Original: ' HELLo!!!  How ARE you?? '
Preprocessed: 'hello how are you'


### 📝 Assignment 5: Text Preprocessing

* Write a function that:

    * Converts text to lowercase.
    * Removes punctuation & numbers.
    * Removes stopwords (`the, is, and...`).
    * Applies stemming or lemmatization.
    * Removes words shorter than 3 characters.
    * Keeps only nouns, verbs, and adjectives (using POS tagging).

In [18]:
import re
import nltk
from nltk.corpus import stopwords
from nltk.stem import PorterStemmer, WordNetLemmatizer
from nltk import pos_tag, word_tokenize

nltk.download('stopwords')
nltk.download('wordnet')
nltk.download('punkt_tab')
nltk.download('averaged_perceptron_tagger')

[nltk_data] Downloading package stopwords to /root/nltk_data...
[nltk_data]   Package stopwords is already up-to-date!
[nltk_data] Downloading package wordnet to /root/nltk_data...
[nltk_data]   Package wordnet is already up-to-date!
[nltk_data] Downloading package punkt_tab to /root/nltk_data...
[nltk_data]   Package punkt_tab is already up-to-date!
[nltk_data] Downloading package averaged_perceptron_tagger to
[nltk_data]     /root/nltk_data...
[nltk_data]   Package averaged_perceptron_tagger is already up-to-
[nltk_data]       date!


True

In [19]:
def advanced_preprocess(text,use_stemming = False):
  #Lowercasing
  text = text.lower()

  #Removing punctuation and numbers
  text = re.sub(r'[^a-zA-Z\s]', '', text)

  #Tokenize
  tokens = word_tokenize(text)

  #Removing stopwords
  stop_words = set(stopwords.words('english'))
  tokens = [word for word in tokens if word not in stop_words]
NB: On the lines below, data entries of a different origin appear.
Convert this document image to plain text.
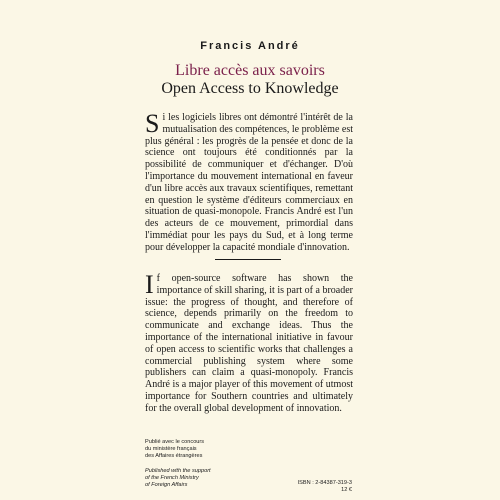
Francis André
Libre accès aux savoirs
Open Access to Knowledge

Si les logiciels libres ont démontré l'intérêt de la mutualisation des compétences, le problème est plus général : les progrès de la pensée et donc de la science ont toujours été conditionnés par la possibilité de communiquer et d'échanger. D'où l'importance du mouvement international en faveur d'un libre accès aux travaux scientifiques, remettant en question le système d'éditeurs commerciaux en situation de quasi-monopole. Francis André est l'un des acteurs de ce mouvement, primordial dans l'immédiat pour les pays du Sud, et à long terme pour développer la capacité mondiale d'innovation.

If open-source software has shown the importance of skill sharing, it is part of a broader issue: the progress of thought, and therefore of science, depends primarily on the freedom to communicate and exchange ideas. Thus the importance of the international initiative in favour of open access to scientific works that challenges a commercial publishing system where some publishers can claim a quasi-monopoly. Francis André is a major player of this movement of utmost importance for Southern countries and ultimately for the overall global development of innovation.

Publié avec le concours
du ministère français
des Affaires étrangères
Published with the support
of the French Ministry
of Foreign Affairs	ISBN : 2-84387-319-3
12 €
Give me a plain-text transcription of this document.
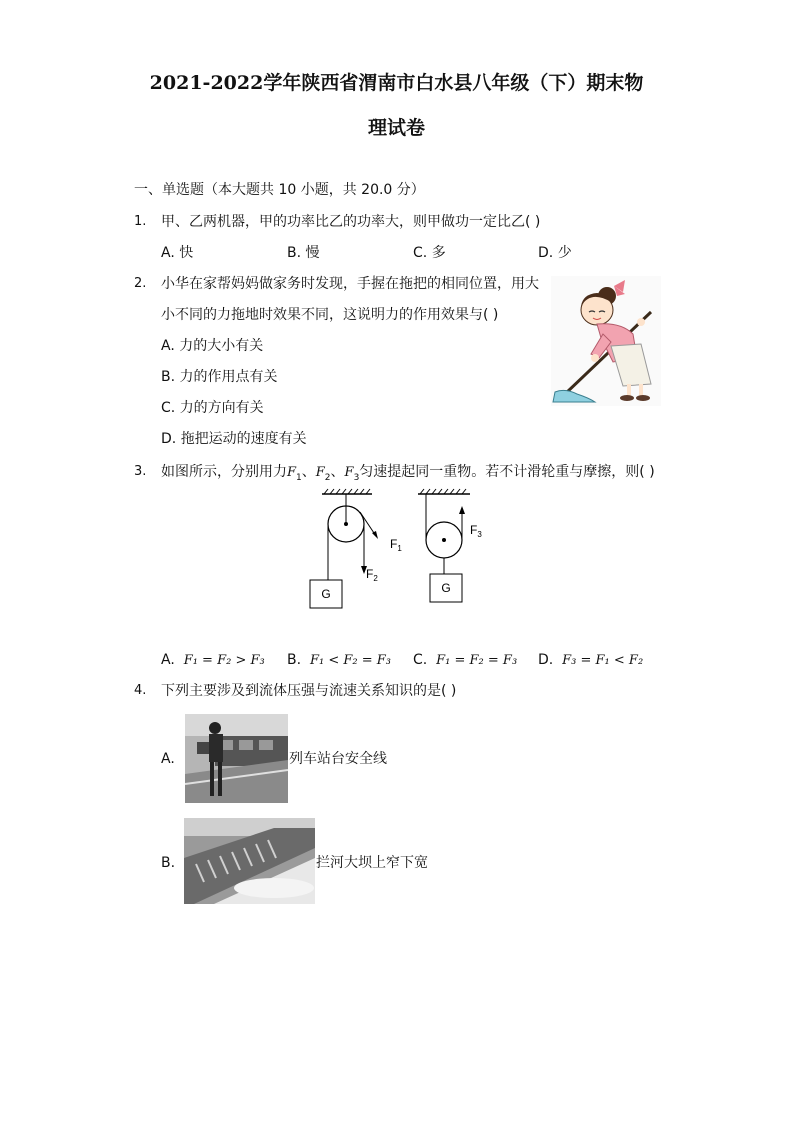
2021-2022学年陕西省渭南市白水县八年级（下）期末物
理试卷
一、单选题（本大题共 10 小题，共 20.0 分）
1. 甲、乙两机器，甲的功率比乙的功率大，则甲做功一定比乙( )
A. 快	B. 慢	C. 多	D. 少
2. 小华在家帮妈妈做家务时发现，手握在拖把的相同位置，用大
小不同的力拖地时效果不同，这说明力的作用效果与( )
A. 力的大小有关
B. 力的作用点有关
C. 力的方向有关
D. 拖把运动的速度有关
3. 如图所示，分别用力$F_1$、$F_2$、$F_3$匀速提起同一重物。若不计滑轮重与摩擦，则( )
G
$F_2$
$F_1$
$F_3$
G
A. F₁ = F₂ > F₃ B. F₁ < F₂ = F₃ C. F₁ = F₂ = F₃ D. F₃ = F₁ < F₂
4. 下列主要涉及到流体压强与流速关系知识的是( )
A.	列车站台安全线
B.	拦河大坝上窄下宽
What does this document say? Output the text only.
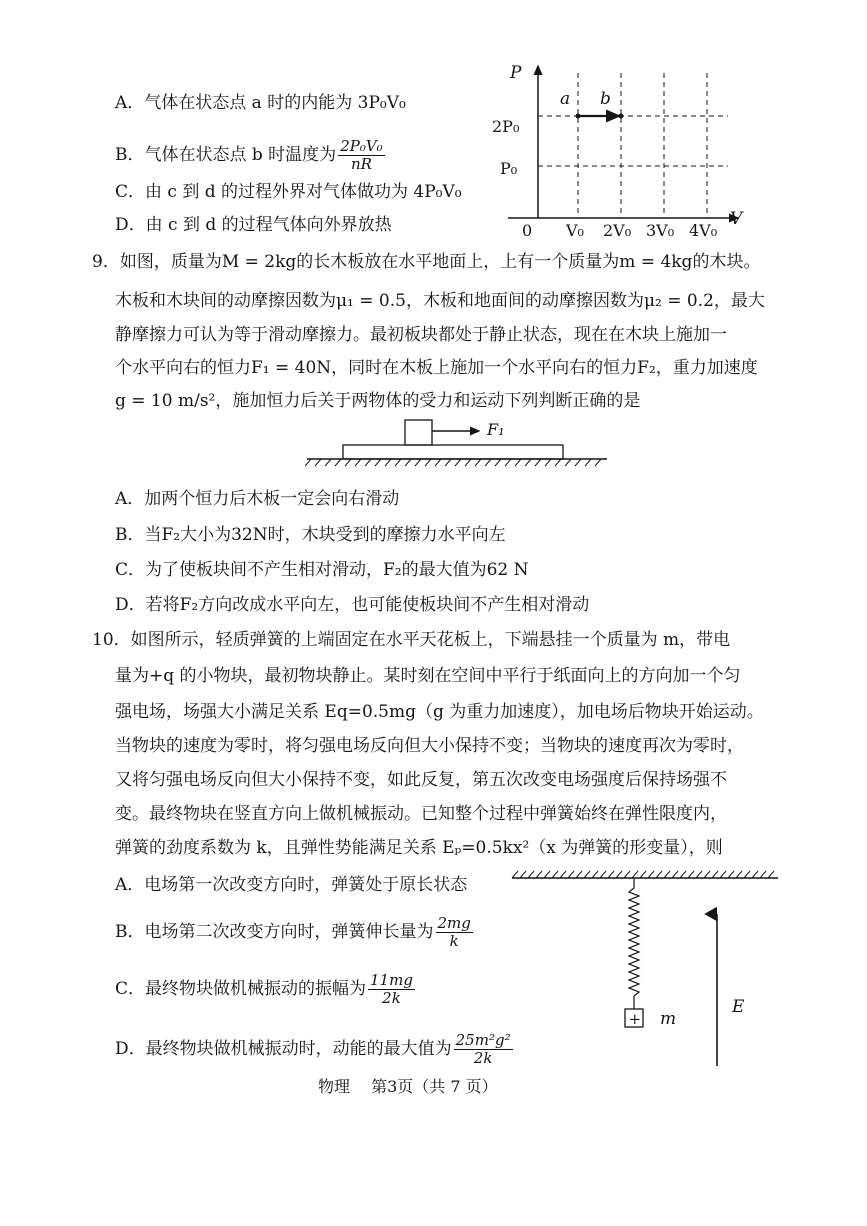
A．气体在状态点 a 时的内能为 3P₀V₀
B．气体在状态点 b 时温度为 $\frac{\text{2P₀V₀}}{nR}$
C．由 c 到 d 的过程外界对气体做功为 4P₀V₀
D．由 c 到 d 的过程气体向外界放热
P
V
0
a b
2P₀
P₀
V₀ 2V₀ 3V₀ 4V₀
9．如图，质量为M = 2kg的长木板放在水平地面上，上有一个质量为m = 4kg的木块。
木板和木块间的动摩擦因数为μ₁ = 0.5，木板和地面间的动摩擦因数为μ₂ = 0.2，最大
静摩擦力可认为等于滑动摩擦力。最初板块都处于静止状态，现在在木块上施加一
个水平向右的恒力F₁ = 40N，同时在木板上施加一个水平向右的恒力F₂，重力加速度
g = 10 m/s²，施加恒力后关于两物体的受力和运动下列判断正确的是
F₁
A．加两个恒力后木板一定会向右滑动
B．当F₂大小为32N时，木块受到的摩擦力水平向左
C．为了使板块间不产生相对滑动，F₂的最大值为62 N
D．若将F₂方向改成水平向左，也可能使板块间不产生相对滑动
10．如图所示，轻质弹簧的上端固定在水平天花板上，下端悬挂一个质量为 m，带电
量为+q 的小物块，最初物块静止。某时刻在空间中平行于纸面向上的方向加一个匀
强电场，场强大小满足关系 Eq=0.5mg（g 为重力加速度），加电场后物块开始运动。
当物块的速度为零时，将匀强电场反向但大小保持不变；当物块的速度再次为零时，
又将匀强电场反向但大小保持不变，如此反复，第五次改变电场强度后保持场强不
变。最终物块在竖直方向上做机械振动。已知整个过程中弹簧始终在弹性限度内，
弹簧的劲度系数为 k，且弹性势能满足关系 Eₚ=0.5kx²（x 为弹簧的形变量），则
A．电场第一次改变方向时，弹簧处于原长状态
B．电场第二次改变方向时，弹簧伸长量为 $\frac{2mg}{k}$
C．最终物块做机械振动的振幅为 $\frac{11mg}{2k}$
D．最终物块做机械振动时，动能的最大值为 $\frac{\text{25m²g²}}{2k}$
+ m
E
物理　 第3页（共 7 页）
  #Keeps only nouns, verbs, and adjectives (using POS tagging)
  pos_tags = pos_tag(tokens)
  allowed_pos = {'NN', 'NNS', 'NNP', 'NNPS', 'VB', 'VBD', 'VBG', 'VBN', 'VBP', 'VBZ', 'JJ', 'JJR', 'JJS'}

  #Applying stemming or lemmatization
  if use_stemming:
      stemmer = PorterStemmer()
      tokens = [stemmer.stem(word) for word in tokens]
  else:
      lemmatizer = WordNetLemmatizer()
      tokens = [word for word, pos in pos_tags if pos in allowed_pos]
      tokens = [lemmatizer.lemmatize(word) for word in tokens]
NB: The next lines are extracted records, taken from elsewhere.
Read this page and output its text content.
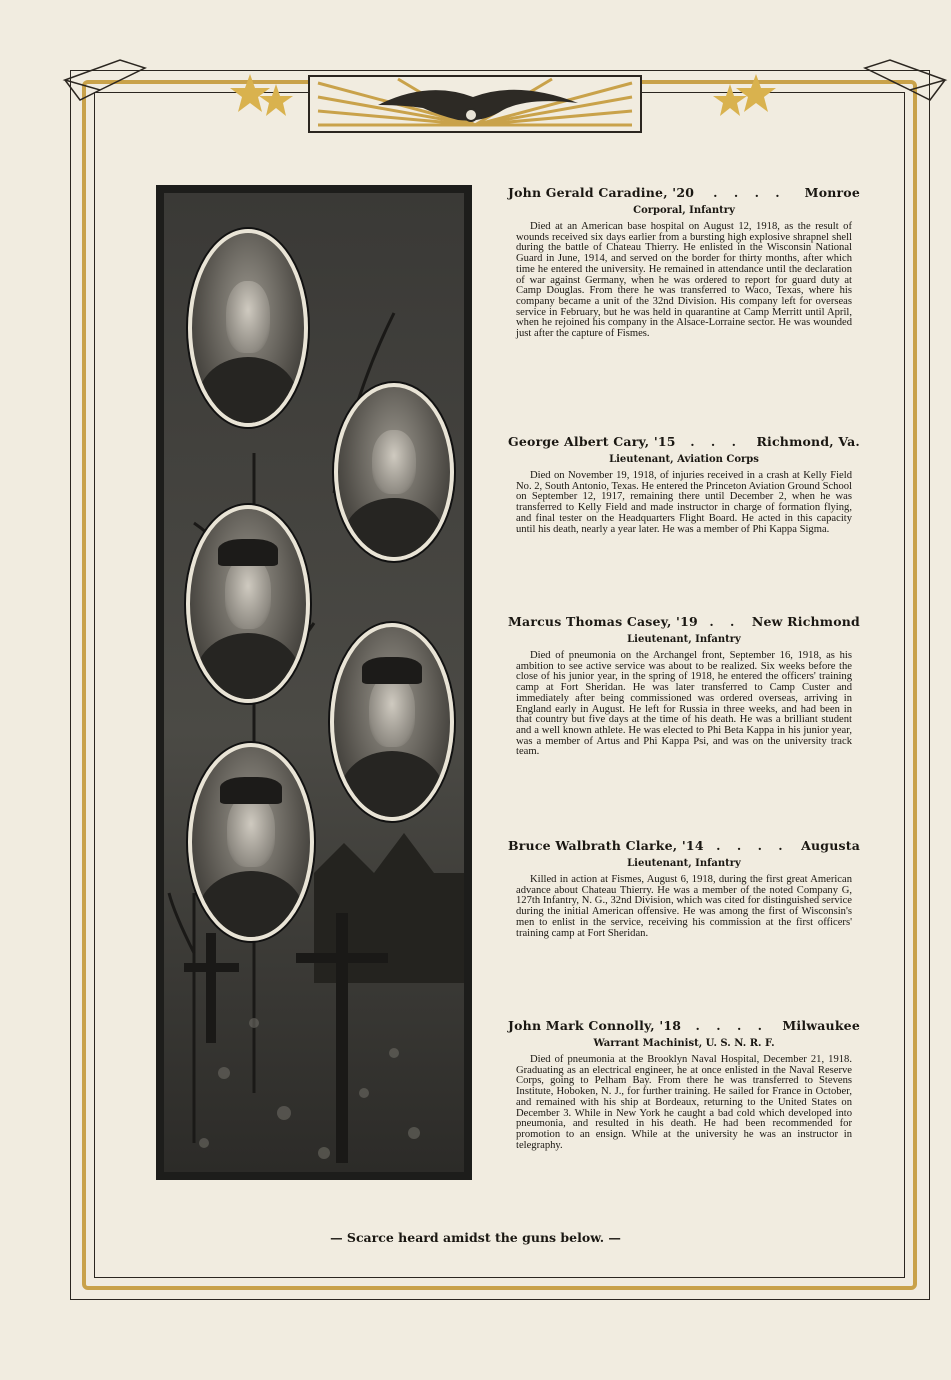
John Gerald Caradine, '20	. . . .	Monroe
Corporal, Infantry
Died at an American base hospital on August 12, 1918, as the result of wounds received six days earlier from a bursting high explosive shrapnel shell during the battle of Chateau Thierry. He enlisted in the Wisconsin National Guard in June, 1914, and served on the border for thirty months, after which time he entered the university. He remained in attendance until the declaration of war against Germany, when he was ordered to report for guard duty at Camp Douglas. From there he was transferred to Waco, Texas, where his company became a unit of the 32nd Division. His company left for overseas service in February, but he was held in quarantine at Camp Merritt until April, when he rejoined his company in the Alsace-Lorraine sector. He was wounded just after the capture of Fismes.
George Albert Cary, '15	. . .	Richmond, Va.
Lieutenant, Aviation Corps
Died on November 19, 1918, of injuries received in a crash at Kelly Field No. 2, South Antonio, Texas. He entered the Princeton Aviation Ground School on September 12, 1917, remaining there until December 2, when he was transferred to Kelly Field and made instructor in charge of formation flying, and final tester on the Headquarters Flight Board. He acted in this capacity until his death, nearly a year later. He was a member of Phi Kappa Sigma.
Marcus Thomas Casey, '19 . . New Richmond
Lieutenant, Infantry
Died of pneumonia on the Archangel front, September 16, 1918, as his ambition to see active service was about to be realized. Six weeks before the close of his junior year, in the spring of 1918, he entered the officers' training camp at Fort Sheridan. He was later transferred to Camp Custer and immediately after being commissioned was ordered overseas, arriving in England early in August. He left for Russia in three weeks, and had been in that country but five days at the time of his death. He was a brilliant student and a well known athlete. He was elected to Phi Beta Kappa in his junior year, was a member of Artus and Phi Kappa Psi, and was on the university track team.
Bruce Walbrath Clarke, '14 . . . . Augusta
Lieutenant, Infantry
Killed in action at Fismes, August 6, 1918, during the first great American advance about Chateau Thierry. He was a member of the noted Company G, 127th Infantry, N. G., 32nd Division, which was cited for distinguished service during the initial American offensive. He was among the first of Wisconsin's men to enlist in the service, receiving his commission at the first officers' training camp at Fort Sheridan.
John Mark Connolly, '18	. . . .	Milwaukee
Warrant Machinist, U. S. N. R. F.
Died of pneumonia at the Brooklyn Naval Hospital, December 21, 1918. Graduating as an electrical engineer, he at once enlisted in the Naval Reserve Corps, going to Pelham Bay. From there he was transferred to Stevens Institute, Hoboken, N. J., for further training. He sailed for France in October, and remained with his ship at Bordeaux, returning to the United States on December 3. While in New York he caught a bad cold which developed into pneumonia, and resulted in his death. He had been recommended for promotion to an ensign. While at the university he was an instructor in telegraphy.
— Scarce heard amidst the guns below. —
  #Removes words shorter than 3 characters
  tokens = [word for word in tokens if len(word) >= 3]

  return ' '.join(tokens)

# Test
text = "The children were running quickly across the fields while their teacher reminded them that being better prepared would help them perform well in future competitions"
l_processed = advanced_preprocess(text)
s_processed = advanced_preprocess(text, use_stemming=True)
print(f"Original: {text}")
print(f"Stemmed Text: {s_processed}")
print(f"Lemmatized Text: {l_processed}")

Original: The children were running quickly across the fields while their teacher reminded them that being better prepared would help them perform well in future competitions
Stemmed Text: children run quickli across field teacher remind better prepar would help perform well futur competit
Lemmatized Text: child running field reminded prepared help perform future competition


### 📝 Assignment 6: Reflection

* Answer in 2–3 sentences:

    * Why is context memory important in chatbots?
    * Why should beginners always check **API limits and pricing**?

---

### **Hints:**

1) Stemming:
    - Cuts off word endings to get the “root.”
    - Very mechanical → may produce non-real words.
    - Example:
        - "studies" → "studi"
        - "running" → "run"

2) Lemmatization:
    - Smarter → uses vocabulary + grammar rules.
    - Always gives a real word (the **lemma**).
    - Example:
        - "studies" → "study"
        - "running" → "run"

3) Part-of-Speech (POS) tagging means labeling each word in a sentence with its grammatical role — like **noun, verb, adjective, adverb, pronoun, etc.**

    - Example:
        - Sentence → *“The cat is sleeping on the mat.”*

    - POS tags →
        - The → Determiner (DT)
        - cat → Noun (NN)
        - is → Verb (VBZ)
        - sleeping → Verb (VBG)
        - on → Preposition (IN)
        - the → Determiner (DT)
        - mat → Noun (NN)

    - **In short:** POS tagging helps machines understand **how words function in a sentence**, which is useful in NLP tasks like machine translation, text classification, and question answering.


---

### ✅ Recap

This week you learned:

* **LLMs**: Types, uses, must-knows.
* **STT & TTS**: How they connect with LLMs.
* **APIs**: Connecting to LLMs with Groq.
* Built your first chatbot foundation.